Allied airfield repair and construction work by the RAAF and U.S. Army Engineers began on 2 July. On the afternoon of 6 July, before the formal cessation of hostilities on the ground, an RAAF P-40 fighter squadron had landed at Kamiri, supporting operations on Noemfoor and becoming the first of many Allied air force units to be based there.

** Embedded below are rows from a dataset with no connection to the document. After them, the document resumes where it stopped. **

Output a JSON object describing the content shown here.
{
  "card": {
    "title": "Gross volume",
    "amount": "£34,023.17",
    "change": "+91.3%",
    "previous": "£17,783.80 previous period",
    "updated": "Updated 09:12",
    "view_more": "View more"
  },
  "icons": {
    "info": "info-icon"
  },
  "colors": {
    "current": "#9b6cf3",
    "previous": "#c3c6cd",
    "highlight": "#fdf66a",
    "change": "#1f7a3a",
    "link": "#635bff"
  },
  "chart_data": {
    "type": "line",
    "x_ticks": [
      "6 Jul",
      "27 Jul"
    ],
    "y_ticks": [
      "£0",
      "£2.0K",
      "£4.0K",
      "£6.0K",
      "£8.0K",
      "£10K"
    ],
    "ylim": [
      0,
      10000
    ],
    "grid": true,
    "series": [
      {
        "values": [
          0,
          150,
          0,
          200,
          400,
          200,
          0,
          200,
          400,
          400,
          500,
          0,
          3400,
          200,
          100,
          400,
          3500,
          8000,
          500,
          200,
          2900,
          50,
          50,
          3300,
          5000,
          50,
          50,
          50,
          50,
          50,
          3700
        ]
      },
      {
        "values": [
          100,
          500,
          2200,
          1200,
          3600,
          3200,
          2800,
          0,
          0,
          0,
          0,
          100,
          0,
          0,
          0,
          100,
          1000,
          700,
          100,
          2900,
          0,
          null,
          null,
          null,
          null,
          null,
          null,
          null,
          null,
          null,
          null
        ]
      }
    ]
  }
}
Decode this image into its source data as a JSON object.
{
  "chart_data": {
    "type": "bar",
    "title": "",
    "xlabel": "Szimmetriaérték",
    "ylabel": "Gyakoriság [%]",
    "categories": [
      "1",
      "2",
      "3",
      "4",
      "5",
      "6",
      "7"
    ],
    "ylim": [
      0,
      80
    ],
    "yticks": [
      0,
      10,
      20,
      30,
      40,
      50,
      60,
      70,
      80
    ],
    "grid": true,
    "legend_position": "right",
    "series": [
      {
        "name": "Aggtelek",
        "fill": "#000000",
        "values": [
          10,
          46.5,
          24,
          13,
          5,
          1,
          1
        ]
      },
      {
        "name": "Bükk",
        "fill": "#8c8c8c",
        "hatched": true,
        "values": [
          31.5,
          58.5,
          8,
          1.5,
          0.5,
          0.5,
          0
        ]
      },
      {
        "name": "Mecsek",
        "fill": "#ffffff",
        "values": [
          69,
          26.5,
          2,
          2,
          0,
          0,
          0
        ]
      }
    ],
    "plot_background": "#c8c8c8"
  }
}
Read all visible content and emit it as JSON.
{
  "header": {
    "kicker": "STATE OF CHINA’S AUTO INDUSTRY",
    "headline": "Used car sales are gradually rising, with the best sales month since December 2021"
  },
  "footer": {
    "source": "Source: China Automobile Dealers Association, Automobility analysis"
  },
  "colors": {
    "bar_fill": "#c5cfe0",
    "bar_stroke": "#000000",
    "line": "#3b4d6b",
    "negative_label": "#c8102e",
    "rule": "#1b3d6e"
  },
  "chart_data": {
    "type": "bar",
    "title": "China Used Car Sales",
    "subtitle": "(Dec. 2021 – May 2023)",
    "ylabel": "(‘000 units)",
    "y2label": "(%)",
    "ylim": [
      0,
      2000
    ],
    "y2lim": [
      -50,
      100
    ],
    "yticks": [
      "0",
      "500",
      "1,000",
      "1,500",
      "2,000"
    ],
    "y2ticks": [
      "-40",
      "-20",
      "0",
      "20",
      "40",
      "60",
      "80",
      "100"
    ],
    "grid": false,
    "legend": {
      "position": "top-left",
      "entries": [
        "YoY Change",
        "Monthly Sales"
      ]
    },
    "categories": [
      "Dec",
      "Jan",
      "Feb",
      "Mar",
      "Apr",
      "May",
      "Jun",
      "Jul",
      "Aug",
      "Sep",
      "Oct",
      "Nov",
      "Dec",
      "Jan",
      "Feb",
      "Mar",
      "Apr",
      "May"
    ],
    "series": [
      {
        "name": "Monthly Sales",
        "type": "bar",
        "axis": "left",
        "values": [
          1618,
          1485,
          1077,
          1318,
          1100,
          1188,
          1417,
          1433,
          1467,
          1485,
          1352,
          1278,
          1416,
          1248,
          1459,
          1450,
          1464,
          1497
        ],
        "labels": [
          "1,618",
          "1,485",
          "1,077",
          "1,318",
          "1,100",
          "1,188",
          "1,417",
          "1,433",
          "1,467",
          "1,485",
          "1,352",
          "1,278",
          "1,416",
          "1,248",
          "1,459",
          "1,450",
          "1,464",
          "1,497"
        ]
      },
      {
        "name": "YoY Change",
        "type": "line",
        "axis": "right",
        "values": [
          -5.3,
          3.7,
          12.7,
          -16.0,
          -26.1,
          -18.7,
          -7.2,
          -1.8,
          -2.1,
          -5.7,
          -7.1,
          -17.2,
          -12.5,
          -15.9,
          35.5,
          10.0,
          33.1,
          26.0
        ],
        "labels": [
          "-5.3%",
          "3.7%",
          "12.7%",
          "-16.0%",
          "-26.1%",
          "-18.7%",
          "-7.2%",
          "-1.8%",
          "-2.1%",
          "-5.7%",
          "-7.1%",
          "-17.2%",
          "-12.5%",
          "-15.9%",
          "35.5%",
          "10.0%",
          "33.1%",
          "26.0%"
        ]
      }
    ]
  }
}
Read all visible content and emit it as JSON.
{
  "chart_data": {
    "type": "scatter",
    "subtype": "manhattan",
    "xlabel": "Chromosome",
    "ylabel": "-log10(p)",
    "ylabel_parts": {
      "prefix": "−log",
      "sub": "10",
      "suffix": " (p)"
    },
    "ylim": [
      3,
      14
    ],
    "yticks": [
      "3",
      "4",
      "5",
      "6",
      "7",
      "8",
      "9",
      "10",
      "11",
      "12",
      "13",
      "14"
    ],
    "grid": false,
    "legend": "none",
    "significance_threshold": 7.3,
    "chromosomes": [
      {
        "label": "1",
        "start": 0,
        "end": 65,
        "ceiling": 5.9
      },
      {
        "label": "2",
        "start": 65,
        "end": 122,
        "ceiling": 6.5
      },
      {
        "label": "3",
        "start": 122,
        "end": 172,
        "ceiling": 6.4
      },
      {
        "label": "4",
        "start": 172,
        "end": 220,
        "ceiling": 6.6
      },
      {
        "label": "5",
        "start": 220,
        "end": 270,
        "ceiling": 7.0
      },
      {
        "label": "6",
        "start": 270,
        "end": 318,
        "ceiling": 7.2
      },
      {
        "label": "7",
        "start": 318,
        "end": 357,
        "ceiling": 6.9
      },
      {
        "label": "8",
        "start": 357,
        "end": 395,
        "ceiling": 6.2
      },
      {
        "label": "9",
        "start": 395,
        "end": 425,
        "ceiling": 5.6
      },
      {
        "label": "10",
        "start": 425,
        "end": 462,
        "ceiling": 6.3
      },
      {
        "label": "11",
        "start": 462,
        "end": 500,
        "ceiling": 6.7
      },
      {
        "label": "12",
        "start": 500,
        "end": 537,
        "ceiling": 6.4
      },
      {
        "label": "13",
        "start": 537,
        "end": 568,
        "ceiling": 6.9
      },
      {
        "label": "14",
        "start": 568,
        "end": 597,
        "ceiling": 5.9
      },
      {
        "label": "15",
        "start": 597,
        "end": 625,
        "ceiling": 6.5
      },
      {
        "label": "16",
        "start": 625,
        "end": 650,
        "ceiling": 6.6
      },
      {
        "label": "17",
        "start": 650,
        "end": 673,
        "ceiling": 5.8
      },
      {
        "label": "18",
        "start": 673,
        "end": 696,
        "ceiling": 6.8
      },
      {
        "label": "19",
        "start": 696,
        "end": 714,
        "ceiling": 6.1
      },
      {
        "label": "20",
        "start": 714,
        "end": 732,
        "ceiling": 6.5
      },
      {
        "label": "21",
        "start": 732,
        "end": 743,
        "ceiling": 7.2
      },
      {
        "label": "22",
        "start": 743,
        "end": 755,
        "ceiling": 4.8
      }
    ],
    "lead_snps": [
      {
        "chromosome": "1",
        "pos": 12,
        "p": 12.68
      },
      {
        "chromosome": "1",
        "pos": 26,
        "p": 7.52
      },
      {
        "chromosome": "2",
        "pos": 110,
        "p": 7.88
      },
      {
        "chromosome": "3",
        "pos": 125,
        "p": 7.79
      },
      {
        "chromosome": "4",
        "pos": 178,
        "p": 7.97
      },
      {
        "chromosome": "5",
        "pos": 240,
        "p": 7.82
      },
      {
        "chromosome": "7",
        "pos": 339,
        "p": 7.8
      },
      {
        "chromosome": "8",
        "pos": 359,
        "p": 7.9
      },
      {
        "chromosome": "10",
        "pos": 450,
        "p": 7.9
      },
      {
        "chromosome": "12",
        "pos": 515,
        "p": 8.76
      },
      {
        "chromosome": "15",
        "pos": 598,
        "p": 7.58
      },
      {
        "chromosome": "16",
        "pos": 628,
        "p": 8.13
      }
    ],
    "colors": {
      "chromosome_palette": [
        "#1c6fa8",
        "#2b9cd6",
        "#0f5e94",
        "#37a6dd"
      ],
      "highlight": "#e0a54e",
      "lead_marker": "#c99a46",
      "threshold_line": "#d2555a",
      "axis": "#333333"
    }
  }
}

Namber Airfield was assessed as too rough and badly graded to be effectively used by Allied aircraft. It was abandoned in favor of expansion and improvements at Kornasoren. On 25 July, a USAAF P-38 Lighting fighter group was able to land there. By 2 September, two parallel 7000 ft runways had been completed; soon afterwards, B-24 Liberator heavy bombers began operating from Kornasoren Airfield, against Japanese petroleum facilities at Balikpapan, Borneo. Allied aircraft based on Noemfoor played an important role in the battles of Sansapor and Morotai.